何しろこんなに「遊んで」しまった以上は、「ちゃんとした」直訳的な訳詞も併せて掲載しておかなければ、看板に傷がつくことになると思う。自分自身が10代の頃にCDの訳詞を読んでいて一番むかつかされたのは、訳詞の日本語と原文の歌詞の間に「対応関係」を見つけられないケースだった。翻訳した人間の趣味やら思い入れやらはどうでもいいから、歌それ自体がどういうことを歌っているかを「ちゃんと」知りたいというのが私自身の渇望だったし、そういう渇望を抱えてきた人は私だけではないはずだと思う。このブログの三枚看板の一枚目が「意訳はしない」になっているのは、そういう理由によっている。
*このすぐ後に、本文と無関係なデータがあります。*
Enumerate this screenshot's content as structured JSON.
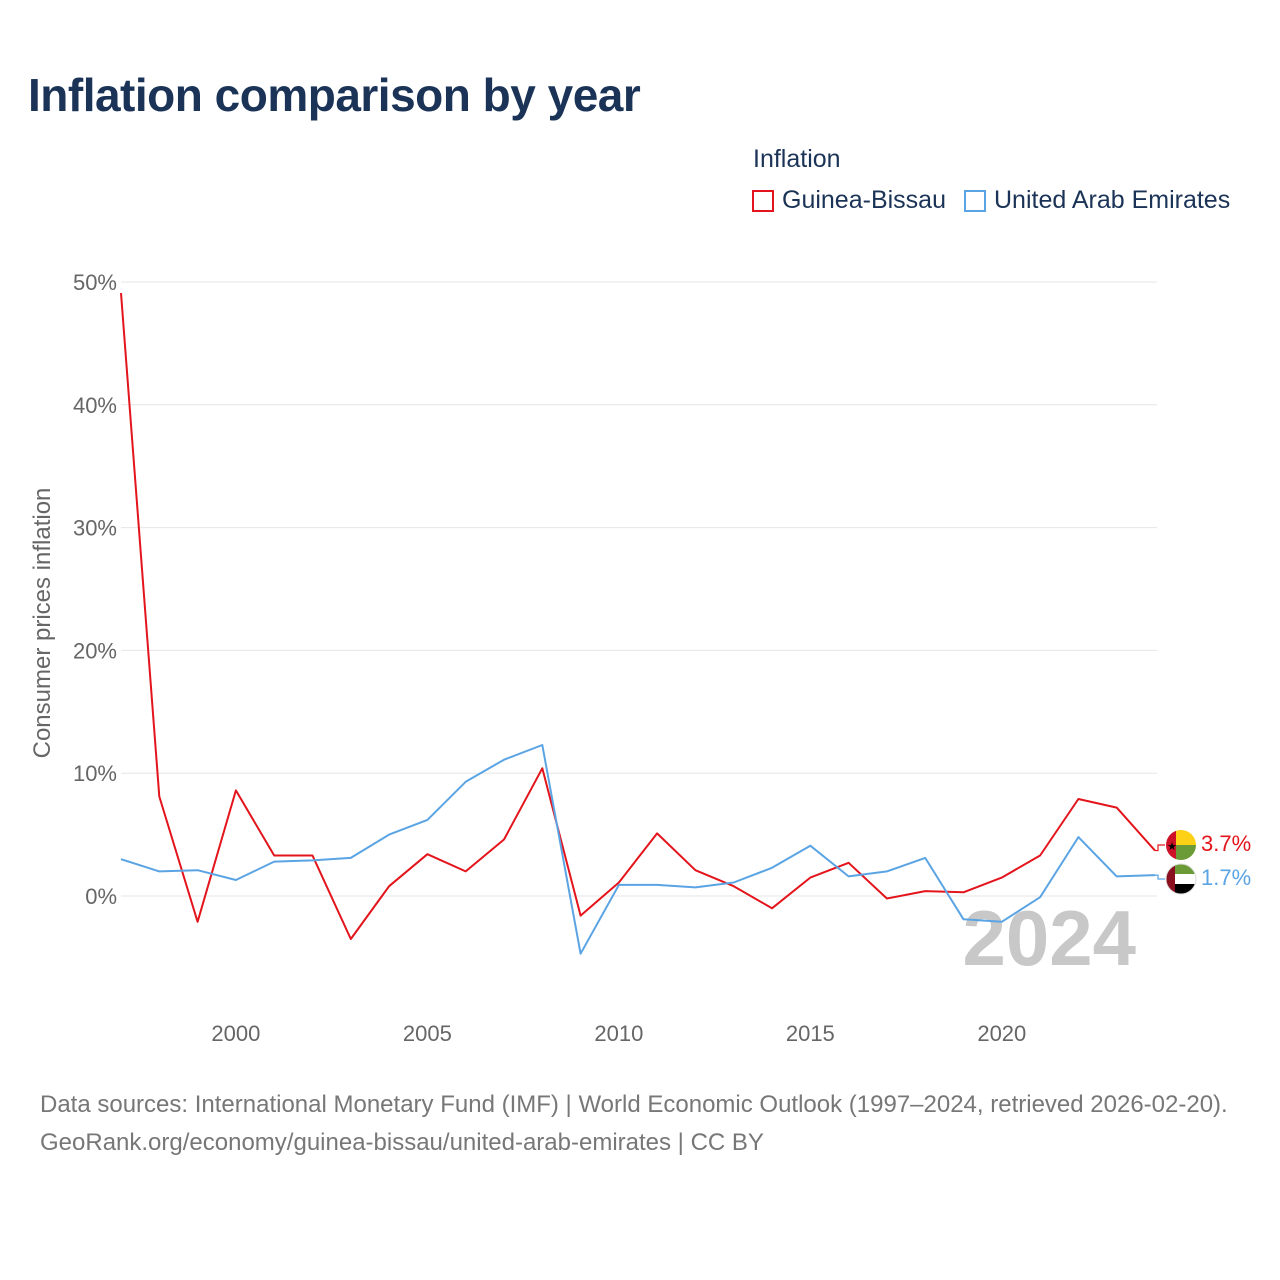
{
  "title": "Inflation comparison by year",
  "legend": {
    "title": "Inflation",
    "items": [
      {
        "label": "Guinea-Bissau",
        "color": "#e3141b"
      },
      {
        "label": "United Arab Emirates",
        "color": "#5ba4e4"
      }
    ]
  },
  "chart_data": {
    "type": "line",
    "title": "Inflation comparison by year",
    "xlabel": "",
    "ylabel": "Consumer prices inflation",
    "xlim": [
      1997,
      2024
    ],
    "ylim": [
      -9,
      50
    ],
    "x_ticks": [
      2000,
      2005,
      2010,
      2015,
      2020
    ],
    "x_tick_labels": [
      "2000",
      "2005",
      "2010",
      "2015",
      "2020"
    ],
    "y_ticks": [
      0,
      10,
      20,
      30,
      40,
      50
    ],
    "y_tick_labels": [
      "0%",
      "10%",
      "20%",
      "30%",
      "40%",
      "50%"
    ],
    "grid": true,
    "x": [
      1997,
      1998,
      1999,
      2000,
      2001,
      2002,
      2003,
      2004,
      2005,
      2006,
      2007,
      2008,
      2009,
      2010,
      2011,
      2012,
      2013,
      2014,
      2015,
      2016,
      2017,
      2018,
      2019,
      2020,
      2021,
      2022,
      2023,
      2024
    ],
    "series": [
      {
        "name": "Guinea-Bissau",
        "color": "#e3141b",
        "values": [
          49.1,
          8.1,
          -2.1,
          8.6,
          3.3,
          3.3,
          -3.5,
          0.8,
          3.4,
          2.0,
          4.6,
          10.4,
          -1.6,
          1.1,
          5.1,
          2.1,
          0.8,
          -1.0,
          1.5,
          2.7,
          -0.2,
          0.4,
          0.3,
          1.5,
          3.3,
          7.9,
          7.2,
          3.7
        ],
        "end_label": "3.7%"
      },
      {
        "name": "United Arab Emirates",
        "color": "#5ba4e4",
        "values": [
          3.0,
          2.0,
          2.1,
          1.3,
          2.8,
          2.9,
          3.1,
          5.0,
          6.2,
          9.3,
          11.1,
          12.3,
          -4.7,
          0.9,
          0.9,
          0.7,
          1.1,
          2.3,
          4.1,
          1.6,
          2.0,
          3.1,
          -1.9,
          -2.1,
          -0.1,
          4.8,
          1.6,
          1.7
        ],
        "end_label": "1.7%"
      }
    ],
    "year_watermark": "2024"
  },
  "footer": {
    "line1": "Data sources: International Monetary Fund (IMF) | World Economic Outlook (1997–2024, retrieved 2026-02-20).",
    "line2": "GeoRank.org/economy/guinea-bissau/united-arab-emirates | CC BY"
  }
}
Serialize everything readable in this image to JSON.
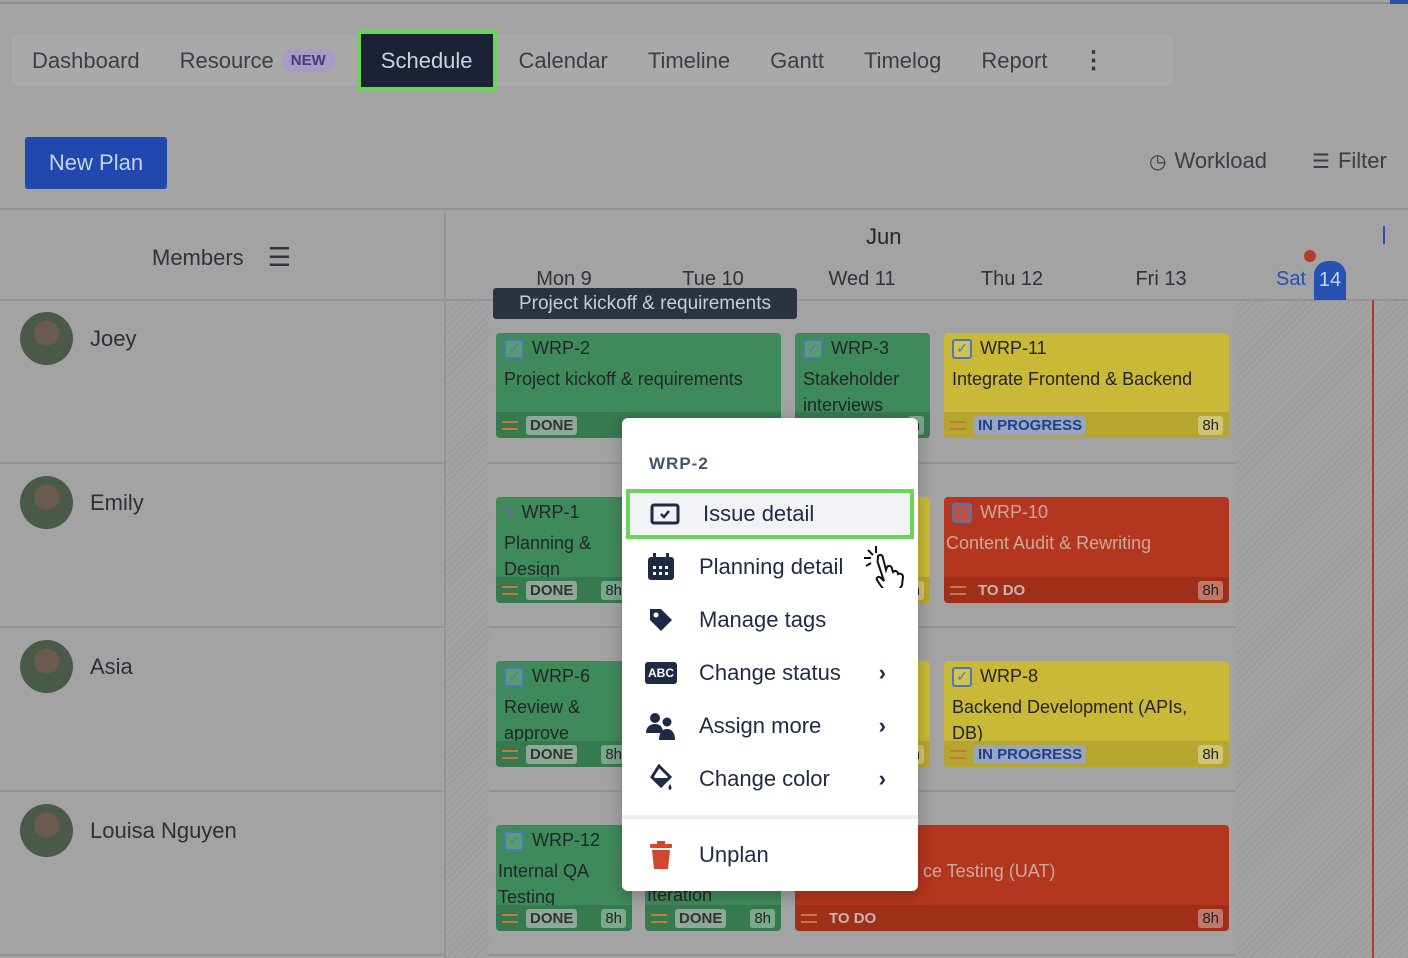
{
  "nav": {
    "tabs": [
      "Dashboard",
      "Resource",
      "Schedule",
      "Calendar",
      "Timeline",
      "Gantt",
      "Timelog",
      "Report"
    ],
    "resource_badge": "NEW",
    "active": "Schedule",
    "more_icon": "vertical-ellipsis"
  },
  "toolbar": {
    "new_plan": "New Plan",
    "workload": "Workload",
    "filter": "Filter"
  },
  "grid": {
    "members_label": "Members",
    "month": "Jun",
    "days": [
      "Mon 9",
      "Tue 10",
      "Wed 11",
      "Thu 12",
      "Fri 13",
      "Sat"
    ],
    "today_num": "14"
  },
  "members": [
    "Joey",
    "Emily",
    "Asia",
    "Louisa Nguyen"
  ],
  "tooltip": "Project kickoff & requirements",
  "cards": [
    {
      "key": "WRP-2",
      "title": "Project kickoff & requirements",
      "status": "DONE",
      "hours": ""
    },
    {
      "key": "WRP-3",
      "title": "Stakeholder interviews",
      "status": "",
      "hours": "h"
    },
    {
      "key": "WRP-11",
      "title": "Integrate Frontend & Backend",
      "status": "IN PROGRESS",
      "hours": "8h"
    },
    {
      "key": "WRP-1",
      "title": "Planning & Design",
      "status": "DONE",
      "hours": "8h"
    },
    {
      "key": "",
      "title": "",
      "status": "",
      "hours": "h"
    },
    {
      "key": "WRP-10",
      "title": "Content Audit & Rewriting",
      "status": "TO DO",
      "hours": "8h"
    },
    {
      "key": "WRP-6",
      "title": "Review & approve",
      "status": "DONE",
      "hours": "8h"
    },
    {
      "key": "",
      "title": "",
      "status": "",
      "hours": "h"
    },
    {
      "key": "WRP-8",
      "title": "Backend Development (APIs, DB)",
      "status": "IN PROGRESS",
      "hours": "8h"
    },
    {
      "key": "WRP-12",
      "title": "Internal QA Testing",
      "status": "DONE",
      "hours": "8h"
    },
    {
      "key": "",
      "title": "Iteration",
      "status": "DONE",
      "hours": "8h"
    },
    {
      "key": "",
      "title": "ce Testing (UAT)",
      "status": "TO DO",
      "hours": "8h"
    }
  ],
  "colors": {
    "done": "#3f8a5a",
    "in_progress": "#c9b936",
    "to_do": "#b4361f",
    "highlight": "#6bd35a"
  },
  "menu": {
    "header": "WRP-2",
    "items": [
      "Issue detail",
      "Planning detail",
      "Manage tags",
      "Change status",
      "Assign more",
      "Change color"
    ],
    "unplan": "Unplan",
    "status_icon_text": "ABC"
  }
}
とりあえずいつものように「歌詞の風景」を確認しておくならば、この歌はザ·フーのギタリストのピート·タウンゼントが当時の婚約者だったカレン·アストレイさんに対し、「ツアー中に浮気しやがったら承知しねえぞ」という気持ちを込めて、贈った曲なのだそうである。「贈った」と言うと言葉は美しいが、歌詞の内容はほとんど「脅迫」になってるとしか思えないわけで、カレンさんの方もよくまあこんなオドロオドロしい言葉を並べられて、婚約を考え直す気持ちにならなかったものだと思う。しかもピート自身は、ミュージシャンなら誰でもそうするようにと言えば身も蓋もないけれど、ツアー中は浮気しまくりんぐだったらしいし。それにも関わらず二人は翌年の68年に結婚し、2009年に離婚するまでは、仲良く暮らしていたらしい。もちろん本当に「仲良く」暮らしていたのかどうか私が知るはずはないのだけれど、とにかくこういうことはどう書いていいものなのか、私には全然わからない。

I know you've deceived me, now here's a surprise
あなたが私をだましたことを
私はちゃんと知っている。
ここに(あなたを)驚かせることがある。

I know that you have 'cause there's magic in my eyes
私は知っている。
あなたは(それを)やったのだ。
なぜなら私の両眼には
魔法が宿っているからだ

…「浮気しやがったら承知しねえぞ」と言うよりも、既に相手が「した前提」のもとに歌が始まっているわけなのだが、実際のところ、どうだったのだろうか。勘繰っても仕方ないのだけど。「ここに驚異がある」というその「驚異」の内容が、つまり「彼氏の目には魔法が宿っている」という事実であるということなのだろう。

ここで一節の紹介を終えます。